Alta do juro contribui para imagem de autonomia do BC

Josué Leonel

29 de abril de 2010 | 11h21

Confirmando as expectativas do mercado, o Banco Central deu início a mais um ciclo de alta dos juros. Com isso, o aperto monetário passa a ser uma das marcas do último dos oito anos de mandato do presidente Lula, da mesma forma como a elevação da Selic também foi um dos pontos de destaque do início de sua gestão.
 
A Selic subiu de 25% para 25,5% em janeiro de 2003 e, em fevereiro, atingiu 26,5%, maior taxa nominal dos dois mandatos do presidente. Pela pesquisa Focus divulgada na última segunda-feira, o processo de alta da Selic neste ano iria até dezembro. Com isso, o último ano do governo Lula terminaria com taxa básica de juros em 11,75%. Como a alta anunciada ontem, de 0,75 pp, ficou maior do que a prevista na Focus, de 0,50 pp, é provável que as próximas rodadas da pesquisa Focus tragam ajustes nas previsões para as demais decisões do Copom ao longo do ano.
 
Pode acontecer de o mercado passar a contar com um aperto monetário mais agressivo, mas também mais curto, permitindo que a alta dos juros não chegue ao final do ano. Mas o mercado também pode ampliar a previsão sobre a magnitude total da alta, sem abreviar o prazo previsto para o processo de aperto monetário.
Seja qual for a opção a ser escolhida pelo Banco Central, a alta dos juros, a não ser que haja alguma mudança inesperada de cenário, deve ser uma das marcas deste ano.
 
Apesar de todo burburinho que acompanhou a decisão do Copom de março e as malfadadas negociações para a candidatura política do presidente do Banco Central, Henrique Meirelles, a confirmação dada ontem de que foi iniciado um processo de aperto monetário reforça a percepção de autonomia do Banco Central.
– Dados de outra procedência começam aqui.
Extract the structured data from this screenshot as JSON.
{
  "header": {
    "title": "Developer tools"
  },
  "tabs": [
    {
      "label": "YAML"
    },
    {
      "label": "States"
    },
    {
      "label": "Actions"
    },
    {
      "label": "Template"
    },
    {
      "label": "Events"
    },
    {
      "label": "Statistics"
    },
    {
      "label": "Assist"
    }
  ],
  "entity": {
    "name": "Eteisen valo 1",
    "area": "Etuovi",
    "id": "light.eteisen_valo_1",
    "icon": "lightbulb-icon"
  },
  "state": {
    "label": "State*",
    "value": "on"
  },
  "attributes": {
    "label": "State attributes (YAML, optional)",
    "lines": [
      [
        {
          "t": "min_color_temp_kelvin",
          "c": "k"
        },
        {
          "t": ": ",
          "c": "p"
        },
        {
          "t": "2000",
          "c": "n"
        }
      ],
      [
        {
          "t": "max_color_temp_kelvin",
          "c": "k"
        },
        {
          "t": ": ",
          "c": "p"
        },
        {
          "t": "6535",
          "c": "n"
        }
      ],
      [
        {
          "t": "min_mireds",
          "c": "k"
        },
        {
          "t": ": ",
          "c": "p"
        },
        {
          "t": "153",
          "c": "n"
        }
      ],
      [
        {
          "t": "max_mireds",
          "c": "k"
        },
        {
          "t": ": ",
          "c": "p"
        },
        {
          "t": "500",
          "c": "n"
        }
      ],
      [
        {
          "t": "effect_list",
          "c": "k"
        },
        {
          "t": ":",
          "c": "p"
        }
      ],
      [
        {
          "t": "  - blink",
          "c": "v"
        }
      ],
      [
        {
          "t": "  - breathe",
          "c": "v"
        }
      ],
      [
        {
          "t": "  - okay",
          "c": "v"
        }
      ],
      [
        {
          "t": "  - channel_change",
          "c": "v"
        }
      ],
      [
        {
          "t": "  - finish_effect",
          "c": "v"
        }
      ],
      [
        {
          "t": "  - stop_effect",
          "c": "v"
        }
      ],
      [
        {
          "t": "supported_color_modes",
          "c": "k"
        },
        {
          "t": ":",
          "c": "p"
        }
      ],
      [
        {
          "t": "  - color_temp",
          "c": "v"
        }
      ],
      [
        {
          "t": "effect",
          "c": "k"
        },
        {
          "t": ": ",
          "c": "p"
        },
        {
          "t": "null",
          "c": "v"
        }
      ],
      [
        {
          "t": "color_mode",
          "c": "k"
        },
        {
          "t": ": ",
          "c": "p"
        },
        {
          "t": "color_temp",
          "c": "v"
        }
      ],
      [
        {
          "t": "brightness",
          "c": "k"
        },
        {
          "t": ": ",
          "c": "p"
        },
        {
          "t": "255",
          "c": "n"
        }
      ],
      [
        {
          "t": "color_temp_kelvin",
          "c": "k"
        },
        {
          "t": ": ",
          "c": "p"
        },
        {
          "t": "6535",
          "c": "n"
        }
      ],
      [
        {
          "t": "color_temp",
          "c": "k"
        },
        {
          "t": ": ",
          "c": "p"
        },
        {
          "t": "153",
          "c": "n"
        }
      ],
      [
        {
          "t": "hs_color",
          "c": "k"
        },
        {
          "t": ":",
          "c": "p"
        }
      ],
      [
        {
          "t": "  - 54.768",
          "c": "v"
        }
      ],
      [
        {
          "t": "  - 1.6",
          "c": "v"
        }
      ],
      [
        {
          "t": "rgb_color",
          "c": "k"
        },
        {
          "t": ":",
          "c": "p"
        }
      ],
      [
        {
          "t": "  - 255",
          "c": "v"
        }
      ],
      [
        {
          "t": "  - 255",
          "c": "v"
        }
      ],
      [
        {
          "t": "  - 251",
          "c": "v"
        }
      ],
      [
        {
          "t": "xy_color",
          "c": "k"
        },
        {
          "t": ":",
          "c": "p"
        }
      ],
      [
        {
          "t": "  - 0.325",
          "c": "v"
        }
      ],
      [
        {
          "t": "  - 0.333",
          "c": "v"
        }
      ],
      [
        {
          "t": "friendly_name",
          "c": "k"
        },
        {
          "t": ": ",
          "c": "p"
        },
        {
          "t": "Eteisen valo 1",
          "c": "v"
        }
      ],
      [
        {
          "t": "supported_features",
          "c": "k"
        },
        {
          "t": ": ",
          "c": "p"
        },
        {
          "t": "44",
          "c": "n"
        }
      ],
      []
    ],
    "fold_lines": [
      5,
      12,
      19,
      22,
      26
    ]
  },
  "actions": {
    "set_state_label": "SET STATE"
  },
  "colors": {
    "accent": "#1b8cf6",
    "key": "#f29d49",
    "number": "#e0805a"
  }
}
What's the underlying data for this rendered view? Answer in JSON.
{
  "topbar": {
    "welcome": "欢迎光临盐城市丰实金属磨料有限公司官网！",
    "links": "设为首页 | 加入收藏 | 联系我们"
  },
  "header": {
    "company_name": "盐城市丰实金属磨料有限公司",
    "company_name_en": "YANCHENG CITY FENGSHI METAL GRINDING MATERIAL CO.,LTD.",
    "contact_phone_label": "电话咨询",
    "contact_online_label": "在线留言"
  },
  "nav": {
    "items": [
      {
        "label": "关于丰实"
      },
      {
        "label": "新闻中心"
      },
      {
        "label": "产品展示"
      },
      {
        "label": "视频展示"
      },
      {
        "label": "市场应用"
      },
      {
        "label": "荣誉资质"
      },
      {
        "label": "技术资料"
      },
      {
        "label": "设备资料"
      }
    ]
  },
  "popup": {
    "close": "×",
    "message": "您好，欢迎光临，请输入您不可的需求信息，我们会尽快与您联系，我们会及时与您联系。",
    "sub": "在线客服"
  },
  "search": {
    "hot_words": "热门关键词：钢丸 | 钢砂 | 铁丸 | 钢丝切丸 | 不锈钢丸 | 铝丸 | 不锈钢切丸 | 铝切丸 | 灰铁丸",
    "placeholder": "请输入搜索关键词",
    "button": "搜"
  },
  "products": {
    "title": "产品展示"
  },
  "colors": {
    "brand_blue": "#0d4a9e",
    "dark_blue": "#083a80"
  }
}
Embora parte do mercado tenha se decepcionado com a estabilidade da Selic na reunião de março, a alta de 0,75 pp agora, maior do que esperava parte importante dos economistas, ajuda a dirimir eventuais dúvidas sobre a primazia do rigor técnico nas decisões do Copom.
 
Do ponto de vista da conquista de credibilidade da área monetária, a alta dos juros agora em 2010 não se compara à puxada da taxa do início de 2003. Naquela época, havia uma profunda incerteza sobre a política econômica do presidente Lula, que havia acabado de assumir. A alta da Selic, para até 26,5%, funcionou com uma espécie de cartão de visitas, para convencer o mercado de que o BC podia continuar rigoroso mesmo em um governo do PT.
 
Passados quase oito anos, esta credibilidade do BC foi reforçada em outros apertos monetários, como os de 2004 e 2008. O ajuste deste último ano do governo Lula, porém, também pode agregar alguns tijolos à construção da credibilidade da autonomia do BC. Afinal, como em 2011 o País estará sob nova direção, as incertezas sobre a política econômica certamente serão muito menores se o novo presidente herdar um País com expectativas inflacionárias estabilizadas.